The preferred embodiments of the present invention are disclosed as the description above and drawings. All features disclosed by the present application may be combined with other means, and each feature disclosed in the present application may be replaced by the same, equivalent or similar target features. Thus, apart from particularly obvious features, all the features disclosed in the present application are merely examples of equivalent or similar features. With the description of the preferred embodiments of the present invention, a person skilled in the art would be able to understand that the present invention is a novel, inventive and industrially applicable invention, and possess development values.

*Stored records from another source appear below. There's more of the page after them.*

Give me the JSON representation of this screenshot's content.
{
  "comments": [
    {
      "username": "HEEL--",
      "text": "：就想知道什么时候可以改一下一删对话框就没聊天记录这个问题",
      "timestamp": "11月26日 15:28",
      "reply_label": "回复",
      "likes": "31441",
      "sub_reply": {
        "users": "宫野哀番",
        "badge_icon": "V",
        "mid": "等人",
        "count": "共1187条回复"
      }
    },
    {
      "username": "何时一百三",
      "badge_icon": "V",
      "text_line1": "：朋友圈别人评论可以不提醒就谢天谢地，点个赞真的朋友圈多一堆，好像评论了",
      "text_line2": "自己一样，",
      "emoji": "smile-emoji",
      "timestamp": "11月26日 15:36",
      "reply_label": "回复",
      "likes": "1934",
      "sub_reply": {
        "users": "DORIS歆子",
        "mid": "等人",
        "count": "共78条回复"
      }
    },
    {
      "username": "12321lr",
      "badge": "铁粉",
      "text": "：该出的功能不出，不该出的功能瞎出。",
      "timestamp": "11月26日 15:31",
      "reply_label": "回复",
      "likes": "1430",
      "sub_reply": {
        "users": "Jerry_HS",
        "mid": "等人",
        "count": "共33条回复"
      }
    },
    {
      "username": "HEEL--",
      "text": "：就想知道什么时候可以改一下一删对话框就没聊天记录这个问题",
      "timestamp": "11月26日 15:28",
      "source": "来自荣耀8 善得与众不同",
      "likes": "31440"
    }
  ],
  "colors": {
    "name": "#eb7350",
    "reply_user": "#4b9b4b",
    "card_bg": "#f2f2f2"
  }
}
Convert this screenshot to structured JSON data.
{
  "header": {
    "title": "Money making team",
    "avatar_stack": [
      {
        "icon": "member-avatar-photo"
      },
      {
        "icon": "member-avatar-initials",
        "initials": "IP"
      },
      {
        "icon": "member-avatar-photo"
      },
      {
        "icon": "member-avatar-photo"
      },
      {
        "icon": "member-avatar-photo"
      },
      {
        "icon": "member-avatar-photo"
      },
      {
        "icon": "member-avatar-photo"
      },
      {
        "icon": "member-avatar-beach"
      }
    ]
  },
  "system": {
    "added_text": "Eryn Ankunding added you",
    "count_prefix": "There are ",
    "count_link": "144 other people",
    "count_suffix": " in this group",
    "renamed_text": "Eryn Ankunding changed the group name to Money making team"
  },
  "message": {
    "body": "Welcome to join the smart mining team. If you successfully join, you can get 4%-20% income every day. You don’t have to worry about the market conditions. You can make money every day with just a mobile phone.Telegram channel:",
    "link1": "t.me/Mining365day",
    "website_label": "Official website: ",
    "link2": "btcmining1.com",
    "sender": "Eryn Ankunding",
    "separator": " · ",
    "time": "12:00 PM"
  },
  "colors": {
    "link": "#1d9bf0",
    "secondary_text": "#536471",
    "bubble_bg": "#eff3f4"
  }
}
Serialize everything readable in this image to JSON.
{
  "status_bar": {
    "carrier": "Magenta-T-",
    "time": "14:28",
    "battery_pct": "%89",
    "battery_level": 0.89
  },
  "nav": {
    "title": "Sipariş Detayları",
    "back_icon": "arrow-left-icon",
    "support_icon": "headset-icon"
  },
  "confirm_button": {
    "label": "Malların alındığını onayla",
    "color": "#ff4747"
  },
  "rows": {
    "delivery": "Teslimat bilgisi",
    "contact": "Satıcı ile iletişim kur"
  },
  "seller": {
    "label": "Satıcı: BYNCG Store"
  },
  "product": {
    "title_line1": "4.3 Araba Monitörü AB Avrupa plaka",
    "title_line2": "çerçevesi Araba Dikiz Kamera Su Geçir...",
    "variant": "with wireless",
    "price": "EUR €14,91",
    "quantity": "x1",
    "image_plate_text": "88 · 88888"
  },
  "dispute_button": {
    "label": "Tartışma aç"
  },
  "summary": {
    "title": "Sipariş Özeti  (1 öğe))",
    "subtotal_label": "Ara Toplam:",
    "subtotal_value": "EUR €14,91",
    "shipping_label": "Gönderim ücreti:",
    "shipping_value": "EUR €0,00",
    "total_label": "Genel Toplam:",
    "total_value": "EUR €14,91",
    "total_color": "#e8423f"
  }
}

Moreover, various modifications (for example, adjusting relative positions of some components or the structure of a diversion device) may be made to the present invention by a person skilled the art, and are encompassed within the scope of the appended claims.

Claims

1. An in-cavity cleaning method, comprising:

a lower electrode temperature control step of controlling a lower electrode to a predetermined temperature;

an electrode distance adjustment step of elevating the lower electrode and controlling a distance between an upper electrode and the lower electrode;

a film deposition step of depositing a film on a substrate;

a cleaning gas introducing step of introducing a cleaning gas in a plasma state from the upper electrode of a cavity into the cavity; and

a cleaning gas pressure control step of adjusting a pressure of the cleaning gas to repeatedly switch between a first pressure and a second pressure for a plurality of number of times by a valve adjustment means,

wherein the first pressure is greater than the second pressure.

2. The cleaning method of claim 1, wherein the predetermined temperature is 150° C. to 400° C.

3. The cleaning method of claim 1, further comprising:

driving the elevation of the lower electrode by a motor, and controlling the distance between the upper electrode and the lower electrode to be 6 to 15 mm.

4. The cleaning method of claim 1, wherein the cleaning gas is NF3, and after fluorine ions are formed therefrom by a plasma source generator, the fluorine ions are introduced into the cavity via the upper electrode.

5. The cleaning method of claim 1, wherein the cleaning gas enters the cavity by a flow rate of 1500 to 4500 sccm.

6. The cleaning method of claim 1, wherein the valve adjustment means controls the pressure of the cleaning gas in the cavity by a butterfly valve.

7. The cleaning method of claim 1, wherein the pressure in the cavity switches between the first pressure and the second pressure in a cleaning process, wherein the first pressure is 3 to 6 torr and the second pressure is 0.5 to 2 torr.

8. The cleaning method of claim 1, wherein the first pressure is a high-pressure state and the second pressure is a low-pressure state, and a switching frequency between the two is once per 5 to 15 seconds.